Although there are several places around New Zealand to go whale watching – Kaikoura is indisputably the centre for such activities. The coastal shelf around here, which plunges dramatically into very deep water, forming a trench, allows whales to come closer into land than they might otherwise do, so creating the opportunity for a thriving tourist industry.
Once upon a time (and actually not so long ago) the connection between industry and whales was through the practice of whaling. Now, in order to maintain today’s whale related money making schemes, the conservation instead of the destruction of these magnificent creatures is paramount; a beautiful about face which provides a win/win for everyone.
I have to confess that going whale watching was not top of my priority list or something I was overly excited about. I’m a dolphin girl and having now swam with these creatures in the wild to fulfil the dream of a lifetime, I wasn’t expecting to be bowled over by what I considered would be a somewhat tamer experience. We all make mistakes.
There are several operators who ply the waters off the Kaikoura coast. As always I had done a little research to ensure I gave my money to what I considered to be the most ethical company. We also wanted a company peopled by enthusiasts and not jaded workers inured to the boatloads of tourists which visited day after day. We opted for ‘Whale Watch Kaikoura’ – which turned out to be a great choice.
Although the sperm whales, which are present off this coast year round, are undoubtedly the stars of the show, I was surprised and pleased to learn that our trip wasn’t going to be just about the whales. There are 7 other species of whale which regularly visit these waters along with New Zealand fur seals and dolphins, including the world’s smallest and rarest marine dolphin, the Hector’s dolphin found only in New Zealand waters and the largest dolphin – orca, known more commonly as killer whales. In fact, so rich are these waters with marine mammals that Whale Watch Kaikoura are confident you will see them and offer an 80% refund if no whale is seen on your trip. Additionally, the Kaikoura coast has the largest concentration of pelagic birds found anywhere on New Zealand’s mainland. Things were squaring up for a good day.

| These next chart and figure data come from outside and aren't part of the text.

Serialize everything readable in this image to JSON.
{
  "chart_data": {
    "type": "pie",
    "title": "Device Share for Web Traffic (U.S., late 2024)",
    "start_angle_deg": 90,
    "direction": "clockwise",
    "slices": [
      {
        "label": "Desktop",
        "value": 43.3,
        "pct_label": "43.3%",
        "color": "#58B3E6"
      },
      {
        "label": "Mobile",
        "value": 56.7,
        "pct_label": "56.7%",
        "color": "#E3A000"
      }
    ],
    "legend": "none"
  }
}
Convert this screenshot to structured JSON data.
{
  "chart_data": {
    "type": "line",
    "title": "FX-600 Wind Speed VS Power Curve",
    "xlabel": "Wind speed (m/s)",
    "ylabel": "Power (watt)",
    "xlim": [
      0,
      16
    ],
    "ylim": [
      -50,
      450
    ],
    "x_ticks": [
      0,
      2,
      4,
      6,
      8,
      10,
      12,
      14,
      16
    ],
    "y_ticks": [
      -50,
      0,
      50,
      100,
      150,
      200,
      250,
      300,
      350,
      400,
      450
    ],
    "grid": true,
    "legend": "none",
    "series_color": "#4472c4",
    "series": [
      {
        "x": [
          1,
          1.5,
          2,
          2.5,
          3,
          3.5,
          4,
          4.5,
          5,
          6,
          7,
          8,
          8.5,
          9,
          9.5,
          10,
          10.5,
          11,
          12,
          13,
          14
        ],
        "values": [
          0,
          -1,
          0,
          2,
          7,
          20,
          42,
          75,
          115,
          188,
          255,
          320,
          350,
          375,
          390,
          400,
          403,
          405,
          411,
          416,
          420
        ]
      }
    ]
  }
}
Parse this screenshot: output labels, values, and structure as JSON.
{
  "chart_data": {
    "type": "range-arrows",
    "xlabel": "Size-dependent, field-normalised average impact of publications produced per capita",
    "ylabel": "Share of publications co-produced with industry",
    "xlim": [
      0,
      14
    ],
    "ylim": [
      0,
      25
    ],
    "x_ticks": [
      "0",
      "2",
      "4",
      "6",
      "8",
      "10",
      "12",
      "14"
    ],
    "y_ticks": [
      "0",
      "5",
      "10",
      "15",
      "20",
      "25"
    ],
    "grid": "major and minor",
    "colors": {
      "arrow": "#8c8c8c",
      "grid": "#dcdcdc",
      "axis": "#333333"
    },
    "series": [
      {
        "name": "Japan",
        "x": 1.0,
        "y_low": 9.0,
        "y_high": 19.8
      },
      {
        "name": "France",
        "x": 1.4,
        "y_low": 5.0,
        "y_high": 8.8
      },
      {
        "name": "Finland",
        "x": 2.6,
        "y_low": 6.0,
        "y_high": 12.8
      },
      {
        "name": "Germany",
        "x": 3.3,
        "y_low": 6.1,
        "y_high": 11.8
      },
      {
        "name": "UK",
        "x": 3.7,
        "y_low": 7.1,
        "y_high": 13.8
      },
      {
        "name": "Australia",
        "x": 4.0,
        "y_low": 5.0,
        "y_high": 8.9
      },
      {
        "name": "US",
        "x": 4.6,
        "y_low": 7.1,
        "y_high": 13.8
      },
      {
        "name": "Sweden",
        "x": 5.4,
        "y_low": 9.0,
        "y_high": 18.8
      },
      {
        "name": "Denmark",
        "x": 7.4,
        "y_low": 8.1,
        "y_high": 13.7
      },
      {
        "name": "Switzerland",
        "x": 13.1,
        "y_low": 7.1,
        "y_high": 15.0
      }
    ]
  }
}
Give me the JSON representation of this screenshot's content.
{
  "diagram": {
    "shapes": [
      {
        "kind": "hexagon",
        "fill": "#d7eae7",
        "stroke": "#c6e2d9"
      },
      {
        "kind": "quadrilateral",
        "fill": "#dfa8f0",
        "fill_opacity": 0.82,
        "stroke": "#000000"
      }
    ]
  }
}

For those who are so inclined (and I was) the Whale Watch Kaikoura team are dedicated to educating their guests in palatable and interesting formats. On-boat screens and boat crew talk you through what sperm whales are, where they live, how they feed, why this coast has them in such great numbers and 101 other interesting facts.
The first encounter we had was with a pod of dusky dolphins – the ocean’s acrobats. They tend to occur in large numbers so that it seemed everywhere we looked there was at least one and sometimes several dolphins leaping out of the water executing flips, spins and tail slaps and surfing the swell. It felt like a staged, personal performance – an incredible sight.
Not too long after this we had our first sperm whale sighting. It was almost impossible to get any real concept of this creature’s intense bulk because at any given time only two thirds of it was visible. We watched in awe for a while as it spurted fountains of water several feet into the air through its blow hole and then the crew member commentating on the whole thing announced ‘he’s preparing to dive – get ready’. At this point tens of cameras were raised to faces presumably in order to capture that iconic shot which so often appears on tourist literature – the ocean and an enormous tail fluke. The back of this enormous giant heaved out of the water and, as he nose-dived deeply, up came that gigantic tail, the size of which nothing can prepare you for.
There was a highly audible, collective gasp and then, much to my own surprise, I burst into tears. To this day I can’t quite explain why but I think it was something to do with the magnificence and graceful majesty of this sight. I felt honoured and fortunate to be witnessing such a thing and the depth of my feeling was unexpected.
We were to see another sperm whale a little while later, another pod of dusky dolphins with several tiny babies making up the group, New Zealand fur seals, the teeny-tiny Hector’s dolphins with their distinct rounded dorsal fins and several sea-birds including the enormous Wandering albatross. Wow!
I’m not a fan of organised tours and trips – they so often feel like mass tourism at its worst – impersonal and generic. However, Whale Watch Kaikoura has made me think again; professional, smooth, efficient, informative and best of all a whole collection of sightings to put with my treasured memories hoard.
I don’t have a single photograph of that day. I purposely chose to watch everything with my own unobstructed vision and not through a camera. I don’t regret it – I have my memento, it just happens to be stored inside me.